Plus rares, au disque comme au concert, que les troisième et quatrième, les deux premières symphonies de Szymanowski sont des partitions tout aussi complexes mais elles se situent encore dans l'esprit du postromantisme allemand. Szymanowski, qui composa sa Symphonie n° 1 en fa mineur op. 15 en 1906-1907, avouera par la suite « Je ne l’aime pas - ou plutôt, j’aime seulement sa dernière partie - c’est très frivole ». Ainsi, seuls les mouvements extrêmes sont achevés, ce qui n’empêchera pas le compositeur de les mettre au rebus après leur création en 1909, la partition étant publiée longtemps après la mort de son auteur. L’enchevêtrement des voix dans le mouvement initial de la première rappelle la Symphonie de chambre op. 9 d’Arnold Schönberg, tandis que le second a l’éclat triomphal de Mort et transfiguration de Richard Strauss, et que le tout plonge ses racines dans Richard Wagner et, surtout, Max Reger et sa densité des textures polyphoniques, ainsi que du Pelléas et Mélisande de Schönberg. Ces particularités nécessitent de ce fait une attention minutieuse au détail afin d’éviter de les submerger sous des épanchements hypertrophiés de pathos, ce qui est malheureusement le cas ici.

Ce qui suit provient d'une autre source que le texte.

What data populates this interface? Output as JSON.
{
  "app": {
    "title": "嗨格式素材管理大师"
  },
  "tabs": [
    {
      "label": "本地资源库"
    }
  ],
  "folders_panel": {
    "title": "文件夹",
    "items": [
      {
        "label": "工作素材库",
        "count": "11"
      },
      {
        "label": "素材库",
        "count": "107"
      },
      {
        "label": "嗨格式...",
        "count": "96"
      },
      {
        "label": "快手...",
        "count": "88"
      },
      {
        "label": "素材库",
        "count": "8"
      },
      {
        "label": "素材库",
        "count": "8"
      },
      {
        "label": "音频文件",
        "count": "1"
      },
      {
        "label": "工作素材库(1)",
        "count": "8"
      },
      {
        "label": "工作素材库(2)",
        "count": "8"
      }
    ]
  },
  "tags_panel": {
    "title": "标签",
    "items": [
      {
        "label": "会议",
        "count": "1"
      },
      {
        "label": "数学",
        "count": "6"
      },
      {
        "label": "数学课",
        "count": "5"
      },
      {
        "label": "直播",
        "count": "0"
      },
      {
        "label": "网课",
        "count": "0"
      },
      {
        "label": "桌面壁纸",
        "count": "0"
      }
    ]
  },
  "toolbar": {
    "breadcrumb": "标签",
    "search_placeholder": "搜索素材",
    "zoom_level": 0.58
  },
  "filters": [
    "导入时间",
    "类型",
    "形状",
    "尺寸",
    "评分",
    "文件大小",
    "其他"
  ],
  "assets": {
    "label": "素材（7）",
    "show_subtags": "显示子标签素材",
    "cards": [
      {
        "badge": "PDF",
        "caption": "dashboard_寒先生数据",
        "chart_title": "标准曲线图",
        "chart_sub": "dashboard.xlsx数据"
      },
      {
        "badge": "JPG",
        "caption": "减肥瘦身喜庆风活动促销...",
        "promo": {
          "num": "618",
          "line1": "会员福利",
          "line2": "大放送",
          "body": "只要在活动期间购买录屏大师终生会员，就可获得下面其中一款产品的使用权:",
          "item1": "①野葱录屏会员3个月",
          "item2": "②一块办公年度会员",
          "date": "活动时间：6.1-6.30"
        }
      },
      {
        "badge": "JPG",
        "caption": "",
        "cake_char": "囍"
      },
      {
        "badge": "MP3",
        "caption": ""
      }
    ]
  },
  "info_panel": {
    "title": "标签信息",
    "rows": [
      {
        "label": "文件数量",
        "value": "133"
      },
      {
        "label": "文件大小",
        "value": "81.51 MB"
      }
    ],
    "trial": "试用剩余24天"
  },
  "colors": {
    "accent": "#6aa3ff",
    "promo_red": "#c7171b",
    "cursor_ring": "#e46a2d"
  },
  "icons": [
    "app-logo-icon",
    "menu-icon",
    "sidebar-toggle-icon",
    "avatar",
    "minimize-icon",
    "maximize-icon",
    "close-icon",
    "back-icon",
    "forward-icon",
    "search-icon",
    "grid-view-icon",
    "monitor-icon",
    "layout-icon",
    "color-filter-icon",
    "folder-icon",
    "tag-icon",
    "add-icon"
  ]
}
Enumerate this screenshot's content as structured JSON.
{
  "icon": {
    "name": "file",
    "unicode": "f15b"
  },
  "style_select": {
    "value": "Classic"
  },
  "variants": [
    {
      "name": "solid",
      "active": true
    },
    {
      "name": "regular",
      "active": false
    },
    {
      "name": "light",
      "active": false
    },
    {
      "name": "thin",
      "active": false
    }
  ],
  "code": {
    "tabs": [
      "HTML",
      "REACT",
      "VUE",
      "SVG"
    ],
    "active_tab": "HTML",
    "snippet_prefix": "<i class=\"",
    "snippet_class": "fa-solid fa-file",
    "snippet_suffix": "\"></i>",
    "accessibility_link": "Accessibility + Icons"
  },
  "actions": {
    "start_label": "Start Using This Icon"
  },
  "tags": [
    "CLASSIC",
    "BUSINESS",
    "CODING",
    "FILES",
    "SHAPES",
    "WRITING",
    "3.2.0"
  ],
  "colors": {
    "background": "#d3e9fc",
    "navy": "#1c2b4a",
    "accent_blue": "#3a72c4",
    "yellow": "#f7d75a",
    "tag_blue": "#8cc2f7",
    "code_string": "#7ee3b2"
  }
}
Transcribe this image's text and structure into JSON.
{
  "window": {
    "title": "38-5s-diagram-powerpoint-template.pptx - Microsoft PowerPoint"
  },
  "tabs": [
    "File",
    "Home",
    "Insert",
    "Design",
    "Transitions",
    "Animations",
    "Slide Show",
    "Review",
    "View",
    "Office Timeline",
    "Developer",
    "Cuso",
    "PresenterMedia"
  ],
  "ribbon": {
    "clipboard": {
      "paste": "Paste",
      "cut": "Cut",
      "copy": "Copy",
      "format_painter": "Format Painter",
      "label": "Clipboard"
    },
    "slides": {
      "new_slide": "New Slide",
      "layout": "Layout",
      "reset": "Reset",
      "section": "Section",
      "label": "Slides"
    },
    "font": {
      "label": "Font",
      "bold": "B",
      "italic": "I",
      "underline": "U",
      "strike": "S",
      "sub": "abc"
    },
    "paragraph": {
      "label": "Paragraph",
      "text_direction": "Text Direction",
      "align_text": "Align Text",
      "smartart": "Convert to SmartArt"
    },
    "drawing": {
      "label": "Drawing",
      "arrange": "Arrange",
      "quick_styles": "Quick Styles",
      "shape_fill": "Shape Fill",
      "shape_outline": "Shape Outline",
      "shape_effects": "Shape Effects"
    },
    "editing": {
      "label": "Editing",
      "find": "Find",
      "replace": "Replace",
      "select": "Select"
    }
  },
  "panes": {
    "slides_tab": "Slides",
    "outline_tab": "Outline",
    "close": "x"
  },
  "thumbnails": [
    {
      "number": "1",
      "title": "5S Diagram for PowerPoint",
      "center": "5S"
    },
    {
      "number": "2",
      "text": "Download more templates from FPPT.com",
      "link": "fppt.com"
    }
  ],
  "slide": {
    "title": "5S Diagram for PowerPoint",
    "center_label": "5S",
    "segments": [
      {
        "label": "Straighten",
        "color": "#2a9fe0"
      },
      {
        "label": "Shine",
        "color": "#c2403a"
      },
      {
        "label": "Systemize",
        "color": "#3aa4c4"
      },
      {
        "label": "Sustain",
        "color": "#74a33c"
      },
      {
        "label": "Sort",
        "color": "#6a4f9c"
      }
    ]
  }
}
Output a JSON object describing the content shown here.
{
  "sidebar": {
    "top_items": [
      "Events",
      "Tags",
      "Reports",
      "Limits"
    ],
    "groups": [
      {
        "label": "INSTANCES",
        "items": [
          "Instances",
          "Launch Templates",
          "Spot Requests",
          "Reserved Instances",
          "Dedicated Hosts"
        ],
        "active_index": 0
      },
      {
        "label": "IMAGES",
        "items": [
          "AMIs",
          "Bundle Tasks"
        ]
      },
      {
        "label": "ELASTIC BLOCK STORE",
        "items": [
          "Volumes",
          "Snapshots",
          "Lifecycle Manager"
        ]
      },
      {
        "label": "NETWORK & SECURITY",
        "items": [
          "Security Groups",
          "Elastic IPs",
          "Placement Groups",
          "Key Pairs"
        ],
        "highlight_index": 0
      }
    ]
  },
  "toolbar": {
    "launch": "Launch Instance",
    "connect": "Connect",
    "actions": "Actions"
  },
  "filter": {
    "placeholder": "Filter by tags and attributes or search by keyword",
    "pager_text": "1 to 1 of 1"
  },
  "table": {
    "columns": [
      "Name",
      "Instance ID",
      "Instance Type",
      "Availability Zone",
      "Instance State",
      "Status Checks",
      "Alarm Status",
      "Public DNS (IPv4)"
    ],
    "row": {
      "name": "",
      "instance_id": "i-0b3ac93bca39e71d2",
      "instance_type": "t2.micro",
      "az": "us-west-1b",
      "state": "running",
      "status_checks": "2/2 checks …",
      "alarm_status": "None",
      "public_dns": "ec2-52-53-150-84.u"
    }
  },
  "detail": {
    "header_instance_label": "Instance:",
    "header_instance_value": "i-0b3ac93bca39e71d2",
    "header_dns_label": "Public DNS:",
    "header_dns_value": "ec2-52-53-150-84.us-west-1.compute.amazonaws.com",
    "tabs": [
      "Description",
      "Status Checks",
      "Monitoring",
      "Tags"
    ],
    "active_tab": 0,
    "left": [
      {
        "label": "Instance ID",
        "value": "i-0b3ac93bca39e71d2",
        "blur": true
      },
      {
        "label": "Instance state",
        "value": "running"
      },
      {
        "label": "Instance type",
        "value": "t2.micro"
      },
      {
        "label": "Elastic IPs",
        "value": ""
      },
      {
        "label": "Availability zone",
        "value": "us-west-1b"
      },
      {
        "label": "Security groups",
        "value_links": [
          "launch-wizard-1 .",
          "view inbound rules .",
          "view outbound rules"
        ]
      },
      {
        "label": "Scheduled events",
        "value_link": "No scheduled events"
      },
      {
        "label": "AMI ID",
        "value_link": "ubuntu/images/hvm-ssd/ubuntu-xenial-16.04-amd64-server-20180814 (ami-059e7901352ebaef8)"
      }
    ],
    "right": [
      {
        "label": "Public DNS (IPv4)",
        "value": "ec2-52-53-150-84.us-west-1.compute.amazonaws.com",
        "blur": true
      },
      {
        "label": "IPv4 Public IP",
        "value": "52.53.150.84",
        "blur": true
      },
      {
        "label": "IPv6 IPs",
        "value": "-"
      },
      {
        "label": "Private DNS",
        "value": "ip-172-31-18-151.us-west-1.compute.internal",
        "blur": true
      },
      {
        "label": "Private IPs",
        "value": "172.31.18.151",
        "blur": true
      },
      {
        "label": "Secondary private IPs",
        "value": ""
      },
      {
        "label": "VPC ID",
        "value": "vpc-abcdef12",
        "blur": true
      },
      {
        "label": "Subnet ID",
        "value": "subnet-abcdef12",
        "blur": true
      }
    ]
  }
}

Conçue en 1909-1910 sur un plan en deux mouvements, créée à Berlin en 1911, puis réorchestrée en 1936, la Symphonie n° 2 en si bémol majeur op. 19, est encore emplie de l’esprit postromantique de Richard Strauss, et de Reger, surtout dans la seconde partie, suite de six variations suivie d’une vaste fugue à cinq sujets, mêlé cette fois d’influences de Scriabine, par son chromatisme et par certains procédés d’orchestration, notamment le solo de violon qui ouvre la symphonie, tandis que l’élan et la sensualité qui en émane n’est pas sans rapport avec le Tristan de Wagner. L’écriture chambriste de cette Deuxième symphonie entremêle habilement strates sur strates des idées a priori disparates pour former un damas subtil qui deviendra l’une des composantes favorites de la création du compositeur. Cette symphonie est en effet l’œuvre la plus accomplie de la première période de Szymanowski, qui s’en avouait lui-même satisfait. « Quand elle a été jouée à Varsovie, écrira-t-il, j’étais heureux de constater que certaines personnes sensibles semblaient avoir des difficultés à respirer, comme si l’air était devenu soudain froid et pur comme au sommet des montagnes. »
De notoriété publique, Valery Gergiev n’aime pas trop répéter avec ses orchestres, préférant solliciter leur instinct de survie pour ajouter à l’urgence de ses interprétations. Capté « live » au Barbican Center en septembre (Symphonie n° 1) et octobre (Symphonie n° 2) 2012, l’interprétation embrasée, impétueuse, un rien démonstrative de Gergiev nuit certes à l’intériorité mais donne un tour étourdissant aux deux œuvres. Gergiev explore avec panache l’intense expressivité, la spiritualité et la ferveur de Karol Szymanowski dans ce disque qui réunit ces deux premières symphonies publié sous le label du London Symphony Orchestra, LSO Live. Sa Première Symphonie tient d’une conception juvénile avivée par un romantisme échevelé empreint de mysticisme. La Deuxième est tout aussi impétueuse et opulente, mais le chef russe contient sa ferveur naturelle pour exalter les flamboyances du violon solo et les textures de musique de chambre qu’il sait remarquablement mettre en exergue en prenant appui sur l’éblouissante virtuosité de London Symphony Orchestra. Un regret néanmoins, la brièveté du CD, qui aurait largement pu accueillir quelque pièce pour orchestre complémentaire de Szymanowski, comme l’Ouverture op. 12 voire l’un des deux concertos pour violon.